Kwak, 56, began her college career in 1979 with her future “wide open.”
”I originally thought that I wanted to work with autistic children,” she said. “But then I saw other students who were going for nursing, and I made a decision for follow that path.”
Kwak, who went on to get both her bachelor’s and master’s degree from Wilkes started out as at labor and delivery nurse and “loved it.”
But in 2004, when Kwak was offered the opportunity to become a school nurse, working at St. Nicholas-St. Mary’s and Dodson elementary schools, she jumped at the chance.
“My youngest daughter was at St. Nick’s, and I envisioned spending eight years in the same spot with her,” she said.
In a twist of fate, before she was to report for her first day, the district changed its plan.

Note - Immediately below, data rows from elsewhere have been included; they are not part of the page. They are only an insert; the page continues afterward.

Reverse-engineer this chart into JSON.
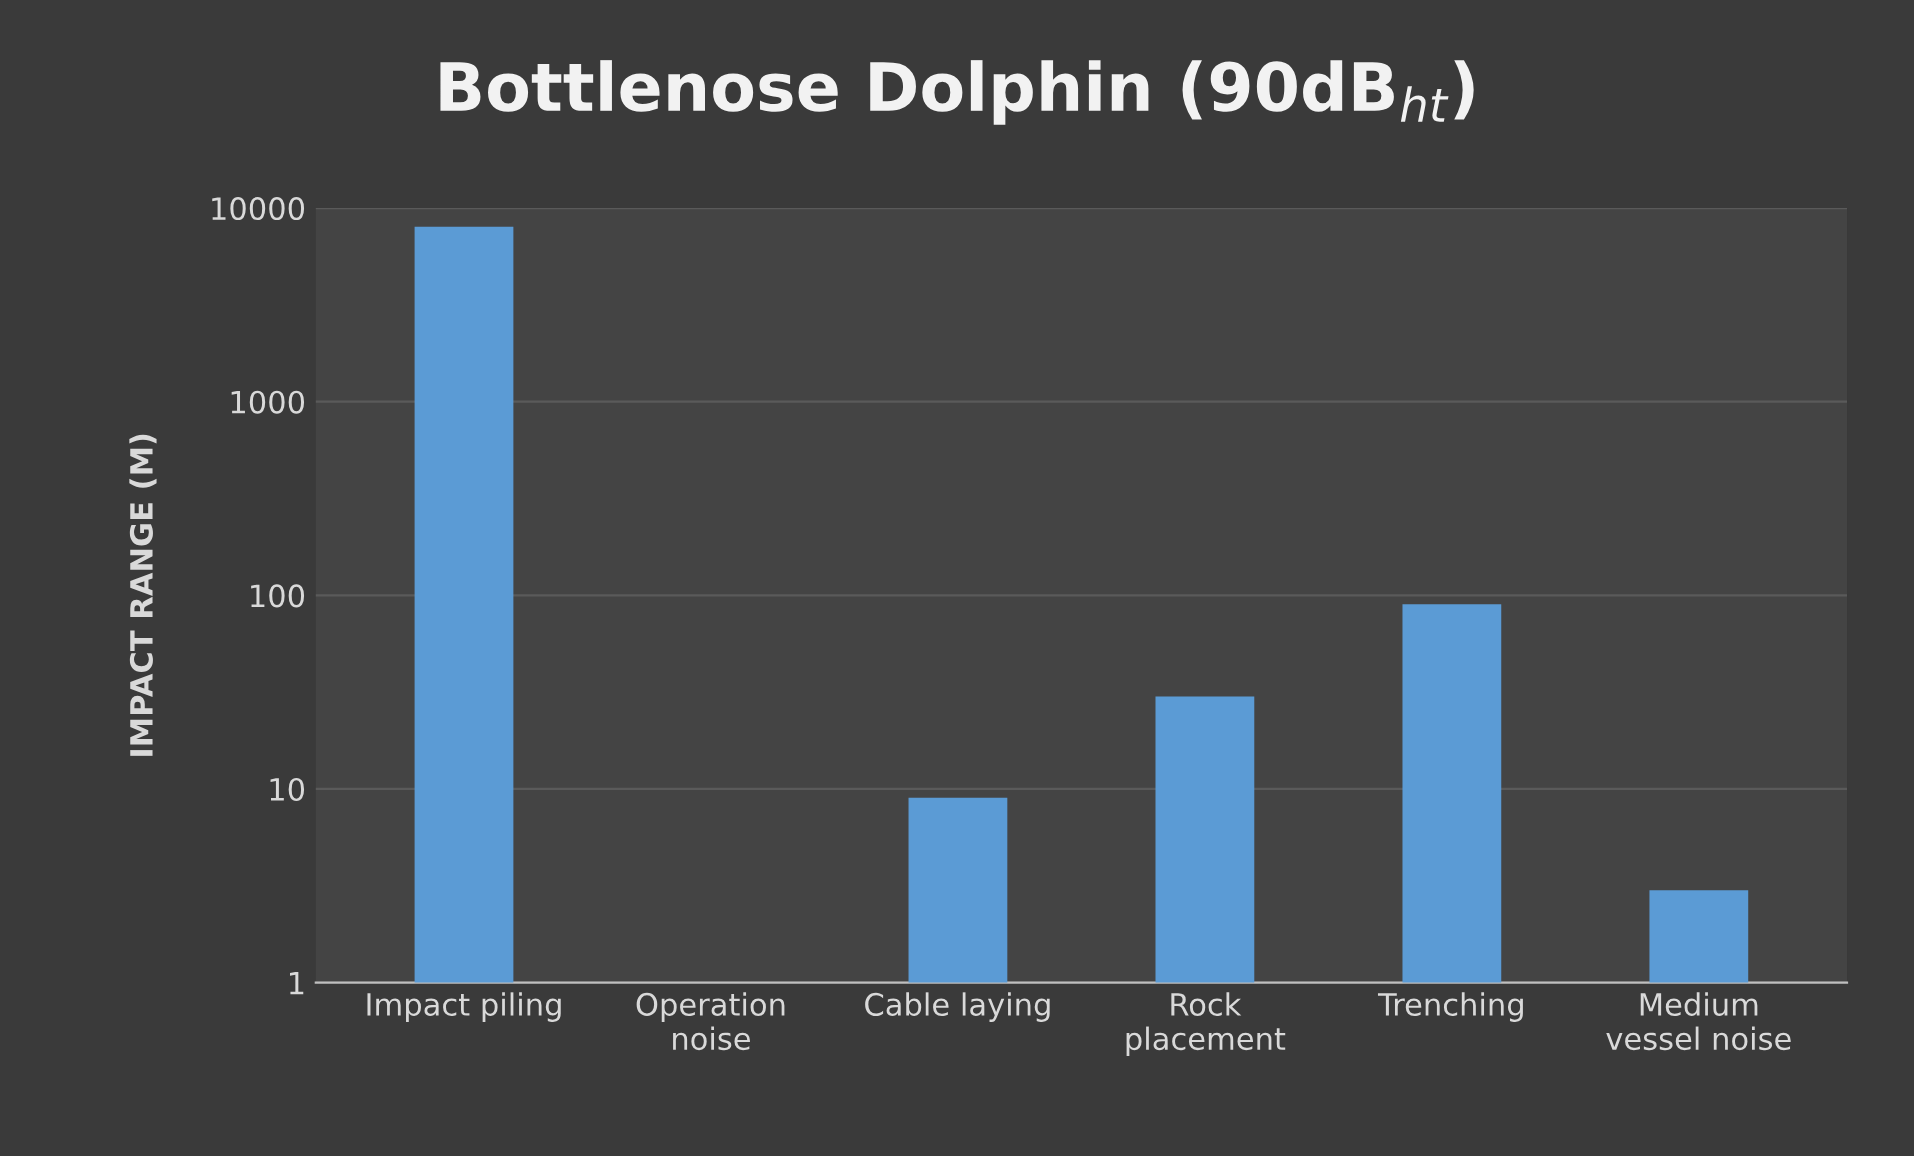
{
  "chart_data": {
    "type": "bar",
    "title": "Bottlenose Dolphin (90dB$_{ht}$)",
    "ylabel": "IMPACT RANGE (M)",
    "categories": [
      "Impact piling",
      "Operation\nnoise",
      "Cable laying",
      "Rock\nplacement",
      "Trenching",
      "Medium\nvessel noise"
    ],
    "values": [
      8000,
      null,
      9,
      30,
      90,
      3
    ],
    "color": "#5b9bd5",
    "log": "y",
    "ylim": [
      1,
      10000
    ],
    "yticks": [
      1,
      10,
      100,
      1000,
      10000
    ],
    "grid": "y"
  }
}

“I was told to report to Meyers,” she said. “So my plans didn’t quite work out the way that I thought.”
But, right from the start, Kwak’s particular skill set dovetailed perfectly with her new job.
“Those first years, there were a lot of pregnant girls at the school,” she said. “My experience in labor and delivery just drew me to them. I like to think I made a difference.”
Kwak continues to make a difference in the lives of students.
In addition to assisting students with health care problems – that range from chronic conditions such as asthma and diabetes to very minor ones such as cuts and bruises – Kwak provides a listening ear.
“Sometimes students don’t feel like they can talk to their mothers,” she said. “So I try to support them. Some students come to school with problems and baggage they need to resolve in order to learn.”
She said has also taken time to do things such as fill out applications for school or employment in a pinch for students who really just need to know someone cares.
And although Kwak loves her job as a nurse, she admits that it comes second to her primary job – wife and mother.
“I guess being a nurse helped me be a better mother and being a mother makes me a better nurse,” she said.
Kwak, who lives with her husband, attorney Karl Kwak, in Wyoming, enthusiastically talks about her three adult daughters and how her relationship with them is a top priority.
Kwak doesn’t seek out accolades, but she said she sometimes comes upon them by accident.
“A young lady who attended Meyers and was in the Women with Children program at Misericordia University was being interviewed,” she said. “And when they asked her how she found out about the program, who made it possible – she said her school nurse.”
Kwak doesn’t know what her future might hold, but she’s open to the possibilities.
“I’ve always wanted to teach and my Master’s is in nursing education,” she said. “so that might be part of my future.”